Ida transcurre en el año 1960, durante el gobierno de Wladyslaw Gomulka, un dirigente comunista que había conseguido cierta independencia respecto al control soviético del país. Bajo su gobierno se liberalizaron algo las costumbres, permitiéndose entre cosas la música jazz y rock, algo que se muestra en la película, aunque siempre con la limitación del respeto a la decencia en las costumbres. A pesar de ello, esto no evitó que la situación económica siguiera siendo desastrosa, con las consiguientes huelgas y la creación de organizaciones independientes, como el sindicato Solidaridad, ya en los años ochenta. Respecto a la situación religiosa, a principios de los años cincuenta, el primado Wyszynski había llegado a un entendimiento con las autoridades comunistas, para permitir que la iglesia católica siguiera desarrollando sus actividades sin sobresaltos. A cambio, debía reconocerse la legitimidad del Estado y recomendarse entre los creyentes la obediencia a las autoridades, un acuerdo que causó escándalo a no pocos cristianos.

En estas circunstancias, la película de Pawlidowski nos presenta a Anna, un personaje inocente, que lleva desde la más tierna infancia ingresada en un convento, donde ha asumido con toda naturalidad su naturaleza de novicia y todo lo que ello implica: obediencia, castidad y humildad. Antes de tomar los hábitos como monja, la superiora le recomienda que visite a su tía, el único familiar vivo que le queda. Conocerla va a suponer para Anna enfrentarse bruscamente a su pasado, que es el pasado de su país: su tía Wanda, que es una dura jueza comunista, le revela que en realidad es judía y que su verdadero nombre es Ida. Siendo niña, durante la ocupación nazi, su familia fue asesinada en circunstancias oscuras, por lo que emprenderá un viaje con Wanda para averiguar la verdad de aquellos hechos. A partir de aquí el film adquiere cierta condición de road movie. Las protagonistas se pasean por una Polonia rural y ciertamente sórdida, llena de personajes autodestructivos que parecen haber abandonado toda esperanza de alcanzar alguna vez ese estado difuso que llamamos felicidad. El comunismo es tan gris, tan en blanco y negro como la fotografía de Ida, un régimen que hacía algunas concesiones secundarias, pero en lo fundamental - economía planificada y represión de la disidencia - se mantenía incólume. El individuo no tiene importancia, si no se inserta en la idea de proletariado que el Estado dice proteger.

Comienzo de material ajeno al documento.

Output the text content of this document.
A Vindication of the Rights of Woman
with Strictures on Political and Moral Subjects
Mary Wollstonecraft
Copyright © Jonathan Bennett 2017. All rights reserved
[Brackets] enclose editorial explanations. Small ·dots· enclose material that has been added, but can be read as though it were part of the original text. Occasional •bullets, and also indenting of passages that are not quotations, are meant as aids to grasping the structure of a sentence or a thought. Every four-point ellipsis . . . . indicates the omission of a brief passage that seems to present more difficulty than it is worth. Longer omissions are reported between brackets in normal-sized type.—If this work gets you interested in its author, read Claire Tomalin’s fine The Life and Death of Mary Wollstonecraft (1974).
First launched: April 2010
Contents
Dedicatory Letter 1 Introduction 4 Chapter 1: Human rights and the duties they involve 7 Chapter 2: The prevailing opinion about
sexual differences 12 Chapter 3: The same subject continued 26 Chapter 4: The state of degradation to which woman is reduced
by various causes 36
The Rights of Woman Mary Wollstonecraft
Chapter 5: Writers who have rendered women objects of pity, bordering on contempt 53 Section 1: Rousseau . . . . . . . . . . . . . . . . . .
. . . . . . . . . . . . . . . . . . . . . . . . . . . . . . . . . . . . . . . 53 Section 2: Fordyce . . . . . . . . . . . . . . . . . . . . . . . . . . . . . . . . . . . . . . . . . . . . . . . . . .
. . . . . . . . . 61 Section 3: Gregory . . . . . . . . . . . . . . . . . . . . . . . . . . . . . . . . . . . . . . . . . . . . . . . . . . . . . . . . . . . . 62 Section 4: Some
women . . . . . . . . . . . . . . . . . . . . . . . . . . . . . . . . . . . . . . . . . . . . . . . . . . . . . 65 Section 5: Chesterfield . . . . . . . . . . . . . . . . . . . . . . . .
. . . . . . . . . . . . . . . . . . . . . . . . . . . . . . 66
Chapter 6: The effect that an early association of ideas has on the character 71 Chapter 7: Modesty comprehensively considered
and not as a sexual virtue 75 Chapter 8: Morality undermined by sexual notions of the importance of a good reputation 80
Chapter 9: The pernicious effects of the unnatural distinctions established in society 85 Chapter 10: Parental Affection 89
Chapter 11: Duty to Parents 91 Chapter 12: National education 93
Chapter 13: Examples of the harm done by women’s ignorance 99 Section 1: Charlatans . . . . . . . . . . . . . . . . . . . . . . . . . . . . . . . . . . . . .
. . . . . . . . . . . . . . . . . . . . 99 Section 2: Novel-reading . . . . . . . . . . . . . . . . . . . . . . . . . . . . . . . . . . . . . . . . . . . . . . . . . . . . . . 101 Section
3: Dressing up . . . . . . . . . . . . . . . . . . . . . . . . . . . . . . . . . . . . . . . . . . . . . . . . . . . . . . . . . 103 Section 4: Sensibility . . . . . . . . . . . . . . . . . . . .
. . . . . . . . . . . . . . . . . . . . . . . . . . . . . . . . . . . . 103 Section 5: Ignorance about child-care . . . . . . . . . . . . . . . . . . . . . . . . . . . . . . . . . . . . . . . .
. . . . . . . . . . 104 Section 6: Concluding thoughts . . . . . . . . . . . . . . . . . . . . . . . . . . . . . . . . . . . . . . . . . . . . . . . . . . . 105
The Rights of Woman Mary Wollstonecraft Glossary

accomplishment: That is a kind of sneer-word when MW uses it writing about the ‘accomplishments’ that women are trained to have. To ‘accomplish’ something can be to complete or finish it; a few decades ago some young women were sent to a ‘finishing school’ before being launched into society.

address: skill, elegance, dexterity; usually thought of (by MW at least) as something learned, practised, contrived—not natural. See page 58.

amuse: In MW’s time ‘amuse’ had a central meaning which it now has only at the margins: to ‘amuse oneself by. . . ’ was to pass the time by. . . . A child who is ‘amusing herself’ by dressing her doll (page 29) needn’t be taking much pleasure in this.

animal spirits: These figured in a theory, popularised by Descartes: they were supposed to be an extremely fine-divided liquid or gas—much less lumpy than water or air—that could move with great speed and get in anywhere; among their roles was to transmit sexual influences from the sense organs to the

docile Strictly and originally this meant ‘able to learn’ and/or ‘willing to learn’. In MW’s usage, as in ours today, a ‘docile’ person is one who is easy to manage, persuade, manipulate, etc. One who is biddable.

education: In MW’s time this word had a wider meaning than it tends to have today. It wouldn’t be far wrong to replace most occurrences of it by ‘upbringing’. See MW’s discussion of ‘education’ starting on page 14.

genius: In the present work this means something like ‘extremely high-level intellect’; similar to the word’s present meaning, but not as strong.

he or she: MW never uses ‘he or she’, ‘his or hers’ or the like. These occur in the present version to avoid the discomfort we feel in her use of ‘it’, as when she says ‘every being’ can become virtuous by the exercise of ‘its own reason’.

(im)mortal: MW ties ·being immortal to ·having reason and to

Así pues, la protagonista aprende más sobre la vida auténtica en tres días que en toda su vida anterior. Experimenta la vida auténtica, siempre desde la moderación de su condición religiosa y saca sus íntimas conclusiones. Además, es capaz de apreciar y querer a un ser de carácter totalmente opuesto al suyo: su tía Wanda, una mujer que ha tratado de exorcizar el pasado a través de la venganza y que ha acabado convertida en una burócrata alcohólica y absolutamente hastiada de la existencia. Ida es un retrato elegante y a la vez nada complaciente acerca del pasado inmediato de un país que todavía está recuperándose de la profunda cicatriz adquirida en el siglo pasado.